In his solidarity remarks, Prophet Emmanuel Makandiwa of the United Family International Church (UFIC) expressed gratitude and amazement at the small space of time that the First Lady assumed her newly acquired role but had come up with an initiative to empower the marginalised children. He rallied citizens to support the initiative with resources.


Reverend Paul Gwese, speaking on behalf of the Anglican Church described the launch as a day when children and women around Zimbabwe will connect to celebrate and remember for the present and future in many exciting ways.


“We know that children are a gift from God and as parents and guardians a lot is expected from us by creating an enabling environment for the full growth of every child born in Zimbabwe. Children’s Rights are everyone’s responsibility. Hence, we implore all national leaders and experts who speak about children’s issues today to support your vision as the Mother of our nation.


“On this day, we consider both the steps forward that have been taken towards better lives for women and children as well as assessing progress required to be made.  Given the centrality of government to eradicate hunger and poverty, it is important to promote rights to food, shelter, clean water, affordable education, healthcare, equal opportunities for all, and putting an end to poverty among the children and women,” Reverend Gwese said.


He encouraged the church to push for a development-oriented partnership, where core development issues such as empowering rural women to end hunger and poverty should take precedence over other issues. In the same vein, he reiterated the need to continue to advance local smallholder agriculture with a special focus on rural farmers, particularly in rural areas where the vast majority of the children reside.


“An important lesson that we have learnt over the years is that for children and women to advance, democracy has to advance as well. But democracy requires more than an absence of discrimination. It needs governance. And good governance means sharing the power to make decisions – in politics, in economic and social life, in public administration and even in our homes. We are happy with the spirit of the new government in supporting women to participate more actively in economic, social and political life which is key to reducing poverty and increasing the well being of women and girls, their families and communities.”


According to the World Bank, investing in the education of girls may yield a higher rate of return than any other investment. Investing in girls’ education is critical to achieving the Sustainable Development Goals.

Knowledge Chikondo, the National Director of Zimbabwe SOS Children’s Villages appreciated the foundation for its focus on vulnerable children, especially those in alternative care (children’s homes).


“Orphaned children are the most disadvantaged and this foundation will be providing them terms of all their needs.
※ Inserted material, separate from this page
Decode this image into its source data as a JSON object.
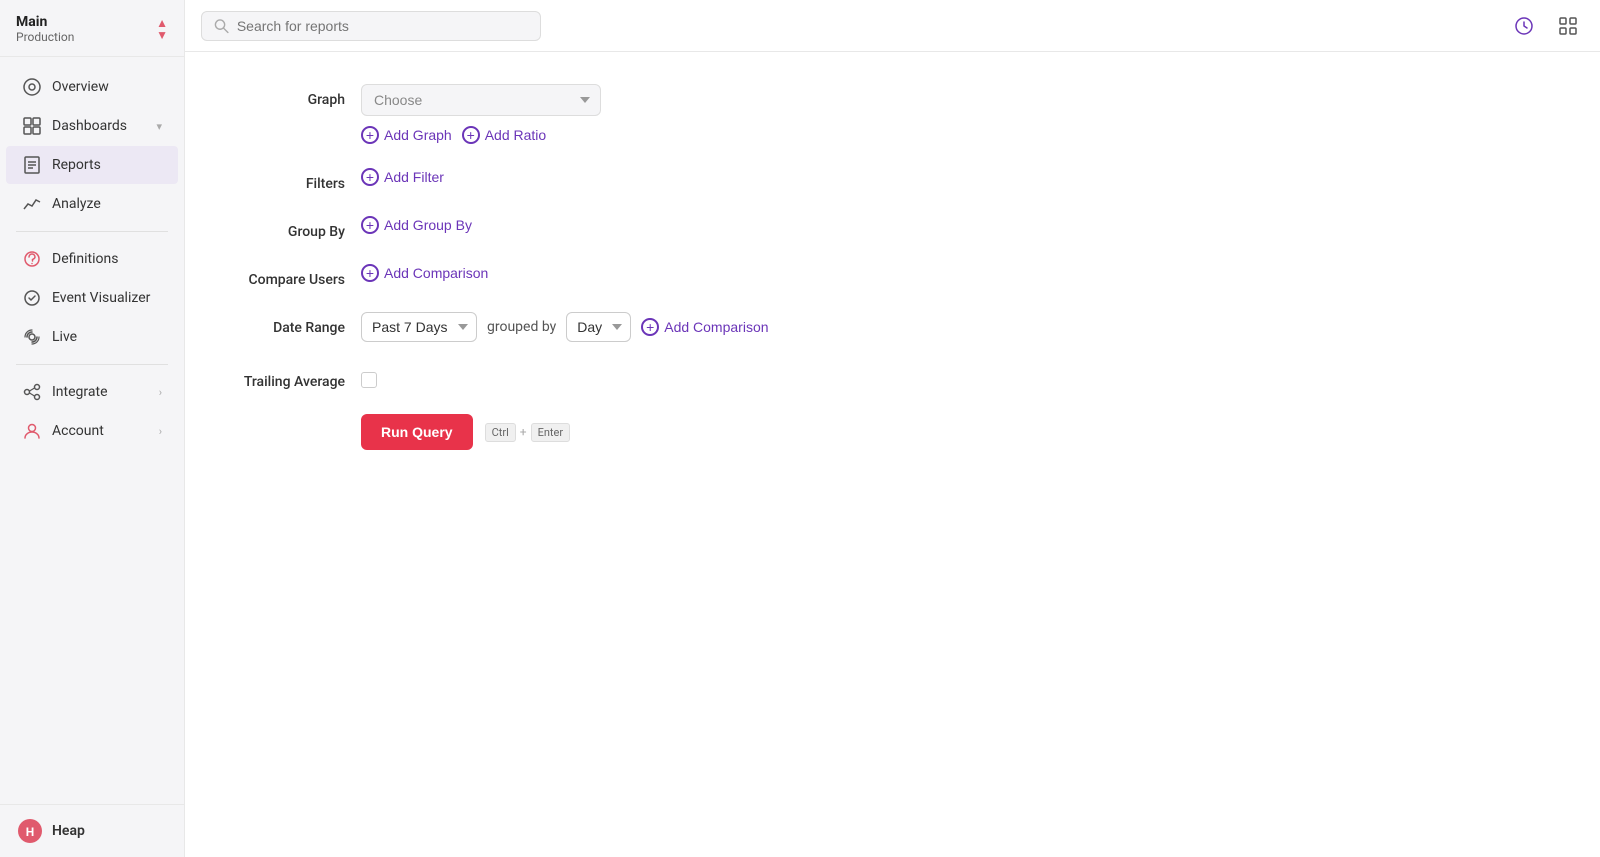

This guarantee moves them to another level of hope. It allows a greater population of Zimbabwe to contribute to the care of orphans and vulnerable children beyond their immediate families,” Chikondo said.


Marah Hativagone, a trustee of Dzikwa Trust that caters for children in Dzivarasekwa said the launch of the foundation was a welcome development. She encouraged corporates to donate to the foundation since it advances the rights and welfare of orphans and children from disadvantaged backgrounds.